Helft: Nederland moet kritischer zijn op Israël
De helft van de Nederlanders (51%) vindt dat de Nederlandse regering kritischer moet zijn op Israël dan het nu is. Twee weken geleden was dit nog 55 procent, een lichte afname.
Eén op vijf (22%) vindt u de regeringsreactie goed, 8 procent vindt dat Nederland meer steun moet bieden aan Israël.
Twee derde wil staakt-het-vuren
Twee derde vindt weliswaar dat Israël het recht heeft zich te verdedigen (68%), maar ook dat dat de oorlog (tijdelijk) gestopt moet worden (staakt-het-vuren: 65% mee eens) en dat ‘Israël veel meer humanitaire hulp de Gazastrook binnen moet laten’ (70%).
Dat ‘Nederlanders te snel denken in termen van goed en fout’ wordt door 62% gevonden (was 61% in oktober). De ‘twee-statenoplossing’ wordt door 57 procent als ‘de enige oplossing gezien’ (was 58%).

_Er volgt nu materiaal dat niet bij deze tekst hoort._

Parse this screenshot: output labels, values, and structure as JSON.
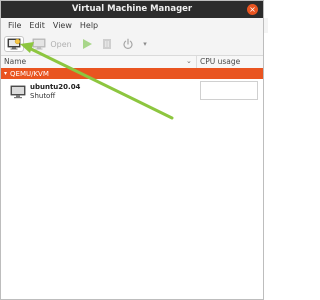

Weinig begrip voor tegenhouden humanitaire hulp
De argumenten die door Israël worden aangedragen voor de massale aanvallen en het tegenhouden van hulp worden maar beperkt begrepen: met ‘Ik heb er begrip voor dat Israël geen staakt-het-vuren wil, omdat ze dan Hamas niet kunnen uitschakelen’ is slechts 28 procent het eens (35% oneens) en met ‘Ik heb er begrip voor dat Israël niet veel humanitaire hulp de Gazastrook wil binnen laten, omdat er dan ook wapens bij Hamas kunnen komen’ slechts 23 procent (45% is het ermee oneens).
Angst voor escalatie
Zes op tien Nederlanders (62 procent) zijn bang voor verdere escalatie van dit conflict in het Midden-Oosten en 58 procent vreest dat het conflict in Nederland tot meer antisemitisme leidt.

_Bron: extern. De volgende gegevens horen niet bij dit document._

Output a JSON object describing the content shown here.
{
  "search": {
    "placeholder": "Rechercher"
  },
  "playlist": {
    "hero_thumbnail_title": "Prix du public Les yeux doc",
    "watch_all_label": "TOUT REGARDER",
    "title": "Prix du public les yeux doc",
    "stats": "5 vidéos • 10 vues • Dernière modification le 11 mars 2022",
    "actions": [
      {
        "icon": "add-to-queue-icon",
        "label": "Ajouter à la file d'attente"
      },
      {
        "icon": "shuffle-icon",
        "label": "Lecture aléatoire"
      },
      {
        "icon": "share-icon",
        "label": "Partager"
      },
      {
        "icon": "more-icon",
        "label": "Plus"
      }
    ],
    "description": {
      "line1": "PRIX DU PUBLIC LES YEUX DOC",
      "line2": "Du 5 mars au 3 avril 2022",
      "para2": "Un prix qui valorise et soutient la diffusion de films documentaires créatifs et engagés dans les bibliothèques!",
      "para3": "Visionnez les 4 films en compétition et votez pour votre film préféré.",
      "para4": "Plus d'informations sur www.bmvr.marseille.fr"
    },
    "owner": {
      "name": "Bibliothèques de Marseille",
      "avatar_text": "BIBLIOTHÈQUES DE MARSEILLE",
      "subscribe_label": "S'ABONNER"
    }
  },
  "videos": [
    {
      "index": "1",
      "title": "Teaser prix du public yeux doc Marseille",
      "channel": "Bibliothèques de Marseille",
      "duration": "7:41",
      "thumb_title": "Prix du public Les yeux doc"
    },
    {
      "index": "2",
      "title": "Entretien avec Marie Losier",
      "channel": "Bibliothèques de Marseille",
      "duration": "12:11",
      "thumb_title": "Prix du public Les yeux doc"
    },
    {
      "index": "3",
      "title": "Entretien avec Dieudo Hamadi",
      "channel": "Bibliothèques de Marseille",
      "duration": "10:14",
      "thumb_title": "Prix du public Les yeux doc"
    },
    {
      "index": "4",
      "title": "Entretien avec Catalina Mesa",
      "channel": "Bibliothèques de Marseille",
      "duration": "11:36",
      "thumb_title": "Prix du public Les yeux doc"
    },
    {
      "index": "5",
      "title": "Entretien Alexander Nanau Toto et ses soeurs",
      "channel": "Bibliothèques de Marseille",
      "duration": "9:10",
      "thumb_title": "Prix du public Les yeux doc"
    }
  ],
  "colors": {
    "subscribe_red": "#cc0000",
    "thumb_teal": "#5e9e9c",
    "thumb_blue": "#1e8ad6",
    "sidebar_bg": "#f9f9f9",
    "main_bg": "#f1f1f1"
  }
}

Iets minder dan de helft (45%) is bang dat dit conflict ook in Nederland tot geweld leidt en bijna evenveel mensen (42%) vrezen meer moslimhaat.

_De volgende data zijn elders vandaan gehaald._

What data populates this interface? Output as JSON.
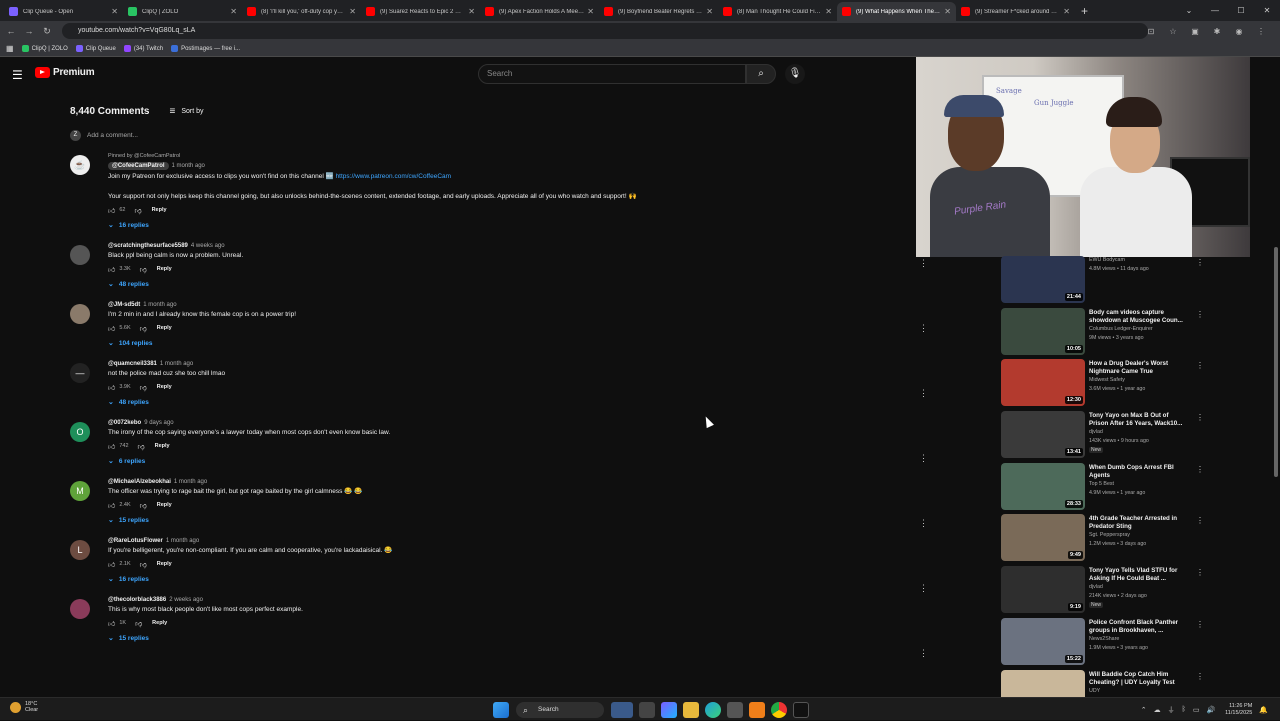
{
  "browser": {
    "tabs": [
      {
        "title": "Clip Queue - Open",
        "color": "#7b61ff"
      },
      {
        "title": "ClipQ | ZOLO",
        "color": "#29c463"
      },
      {
        "title": "(8) 'I'll kill you,' off-duty cop yel...",
        "color": "#ff0000"
      },
      {
        "title": "(9) Suarez Reacts to Epic 2 Gam...",
        "color": "#ff0000"
      },
      {
        "title": "(9) Apex Faction Holds A Meetin...",
        "color": "#ff0000"
      },
      {
        "title": "(9) Boyfriend Beater Regrets Try...",
        "color": "#ff0000"
      },
      {
        "title": "(8) Man Thought He Could Figh...",
        "color": "#ff0000"
      },
      {
        "title": "(9) What Happens When The Fi...",
        "color": "#ff0000"
      },
      {
        "title": "(9) Streamer F*cked around and...",
        "color": "#ff0000"
      }
    ],
    "active_tab": 7,
    "url": "youtube.com/watch?v=VqG80Lq_sLA",
    "bookmarks": [
      {
        "label": "ClipQ | ZOLO",
        "color": "#29c463"
      },
      {
        "label": "Clip Queue",
        "color": "#7b61ff"
      },
      {
        "label": "(34) Twitch",
        "color": "#9146ff"
      },
      {
        "label": "Postimages — free i...",
        "color": "#3b6fd8"
      }
    ]
  },
  "youtube": {
    "logo_text": "Premium",
    "search_placeholder": "Search"
  },
  "camera": {
    "board_notes": [
      "Savage",
      "Gun Juggle"
    ],
    "shirt_text": "Purple Rain"
  },
  "comments": {
    "count_label": "8,440 Comments",
    "sort_label": "Sort by",
    "add_placeholder": "Add a comment...",
    "items": [
      {
        "pinned_by": "Pinned by @CofeeCamPatrol",
        "handle": "@CofeeCamPatrol",
        "time": "1 month ago",
        "text": "Join my Patreon for exclusive access to clips you won't find on this channel 🆕",
        "link": "https://www.patreon.com/cw/CoffeeCam",
        "text2": "Your support not only helps keep this channel going, but also unlocks behind-the-scenes content, extended footage, and early uploads. Appreciate all of you who watch and support! 🙌",
        "likes": "62",
        "replies": "16 replies",
        "avatar_color": "#eeeeee",
        "avatar_letter": "☕"
      },
      {
        "handle": "@scratchingthesurface5589",
        "time": "4 weeks ago",
        "text": "Black ppl being calm is now a problem.  Unreal.",
        "likes": "3.3K",
        "replies": "48 replies",
        "avatar_color": "#555555",
        "avatar_letter": ""
      },
      {
        "handle": "@JM-sd5dt",
        "time": "1 month ago",
        "text": "I'm 2 min in and I already know this female cop is on a power trip!",
        "likes": "5.6K",
        "replies": "104 replies",
        "avatar_color": "#8a7a6a",
        "avatar_letter": ""
      },
      {
        "handle": "@quamcneil3381",
        "time": "1 month ago",
        "text": "not the police mad cuz she too chill lmao",
        "likes": "3.9K",
        "replies": "48 replies",
        "avatar_color": "#222222",
        "avatar_letter": "—"
      },
      {
        "handle": "@0072kebo",
        "time": "9 days ago",
        "text": "The irony of the cop saying everyone's a lawyer today when most cops don't even know basic law.",
        "likes": "742",
        "replies": "6 replies",
        "avatar_color": "#1e8f5a",
        "avatar_letter": "O"
      },
      {
        "handle": "@MichaelAlzebeokhai",
        "time": "1 month ago",
        "text": "The officer was trying to rage bait the girl, but got rage baited by the girl calmness 😂 😂",
        "likes": "2.4K",
        "replies": "15 replies",
        "avatar_color": "#5fa33a",
        "avatar_letter": "M"
      },
      {
        "handle": "@RareLotusFlower",
        "time": "1 month ago",
        "text": "If you're belligerent, you're non-compliant. If you are calm and cooperative, you're lackadaisical. 😂",
        "likes": "2.1K",
        "replies": "16 replies",
        "avatar_color": "#6d4c41",
        "avatar_letter": "L"
      },
      {
        "handle": "@thecolorblack3886",
        "time": "2 weeks ago",
        "text": "This is why most black people don't like most cops perfect example.",
        "likes": "1K",
        "replies": "15 replies",
        "avatar_color": "#8a3b5a",
        "avatar_letter": ""
      }
    ]
  },
  "recommendations": [
    {
      "title": "",
      "channel": "EWU Bodycam",
      "views": "4.8M views • 11 days ago",
      "duration": "21:44",
      "thumb": "#2b3550",
      "new": ""
    },
    {
      "title": "Body cam videos capture showdown at Muscogee Coun...",
      "channel": "Columbus Ledger-Enquirer",
      "views": "9M views • 3 years ago",
      "duration": "10:05",
      "thumb": "#3a4a3e",
      "new": ""
    },
    {
      "title": "How a Drug Dealer's Worst Nightmare Came True",
      "channel": "Midwest Safety",
      "views": "3.6M views • 1 year ago",
      "duration": "12:30",
      "thumb": "#b33a2e",
      "new": ""
    },
    {
      "title": "Tony Yayo on Max B Out of Prison After 16 Years, Wack10...",
      "channel": "djvlad",
      "views": "143K views • 9 hours ago",
      "duration": "13:41",
      "thumb": "#3a3a3a",
      "new": "New"
    },
    {
      "title": "When Dumb Cops Arrest FBI Agents",
      "channel": "Top 5 Best",
      "views": "4.9M views • 1 year ago",
      "duration": "28:33",
      "thumb": "#4d6a5a",
      "new": ""
    },
    {
      "title": "4th Grade Teacher Arrested in Predator Sting",
      "channel": "Sgt. Pepperspray",
      "views": "1.2M views • 3 days ago",
      "duration": "9:49",
      "thumb": "#7a6a58",
      "new": ""
    },
    {
      "title": "Tony Yayo Tells Vlad STFU for Asking If He Could Beat ...",
      "channel": "djvlad",
      "views": "214K views • 2 days ago",
      "duration": "9:19",
      "thumb": "#2e2e2e",
      "new": "New"
    },
    {
      "title": "Police Confront Black Panther groups in Brookhaven, ...",
      "channel": "News2Share",
      "views": "1.9M views • 3 years ago",
      "duration": "15:22",
      "thumb": "#6b7280",
      "new": ""
    },
    {
      "title": "Will Baddie Cop Catch Him Cheating? | UDY Loyalty Test",
      "channel": "UDY",
      "views": "1.9M views • 10 days ago",
      "duration": "41:00",
      "thumb": "#c9b79a",
      "new": ""
    }
  ],
  "taskbar": {
    "weather_temp": "18°C",
    "weather_cond": "Clear",
    "search_label": "Search",
    "time": "11:26 PM",
    "date": "11/15/2025"
  }
}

Vooral Nederlanders met niet-westerse achtergrond ervaren direct negativiteit
Vier op tien (42%) vinden nu al dat dit conflict de Nederlandse samenleving verdeelt al zegt ‘slechts’ een op negen (11%) dit conflict beïnvloedt mijn eigen leven negatief.
Dit laatste geldt meer dan gemiddeld voor DENK-kiezers (68%), Nederlanders met een niet-westerse achtergrond (33%; Marokkaanse achtergrond: 50%, Turkse achtergrond: 38%) en mensen die in de meest stedelijke gebieden wonen (18%). Over Nederlanders met een Joodse achtergrond kunnen we gezien de beperkte omvang van deze groep geen uitspraken doen.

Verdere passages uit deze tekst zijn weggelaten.